Не фальшивыми розами — мелкими, пахучими дикими тюльпанами, и метелками вереска, и поздним дельфиниумом, и всем, что примет и впустит в себя твой мир… и мой мир. И поднимутся тополя — смотри, они уже поднимаются, шелестят серебристыми голосами. Наверное, Ифит узнал бы этот голос — говорят, именно он вырастил первый тополь в память о матери, так вот, я принесла их сюда, эти тополя. И плакучие ивы от Коцита пришли тоже — хотели посмотреть на обновленный Элизиум. И яркая осока по краям озера, и…

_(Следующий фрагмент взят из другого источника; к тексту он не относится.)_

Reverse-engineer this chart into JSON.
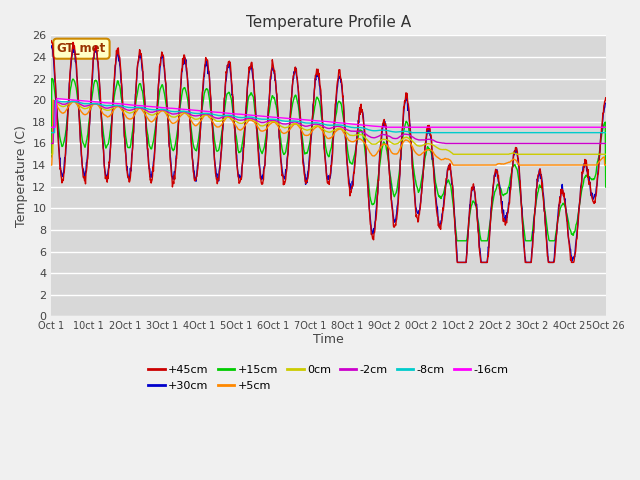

Первое дерево рванулось сквозь почву внезапно — корявое, приземистое, зато почти сразу украсившееся алыми цветами. Цветы качались и облетали, и превращались в плоды — те падали и раскатывались, рассыпали алые зерна, и новые деревья рвались навстречу тусклому свету пограничья.
Напоминали о настоящих клятвах — не чета глупым черным водам, которые никого не могут больше отнять.
Хватит, — сказала она тогда себе. Смотрела, как плющ радостно бросился вверх, по стенам дома. Твердила: всё, уже всё, даже весне нужно поберечь тепло…
Иначе как бы не случилось зимних заморозков.
Гранат доверчиво свесился с ближней ветки, лег в руки, треснул, открывая алую мякоть. Она согрела его в пальцах — и тогда уже повернулась к Танату и Гестии.
Бог смерти и олимпийка глядели одинаково изумленно. Гестия — радостно («Теперь смогу греть!»). Танат — недоуменно («Откуда в ней вообще…»)
Молча они смотрели, как Персефона снимает пояс — праздничный, в котором собиралась на тот самый пир. Вышитый гранатовыми зернами.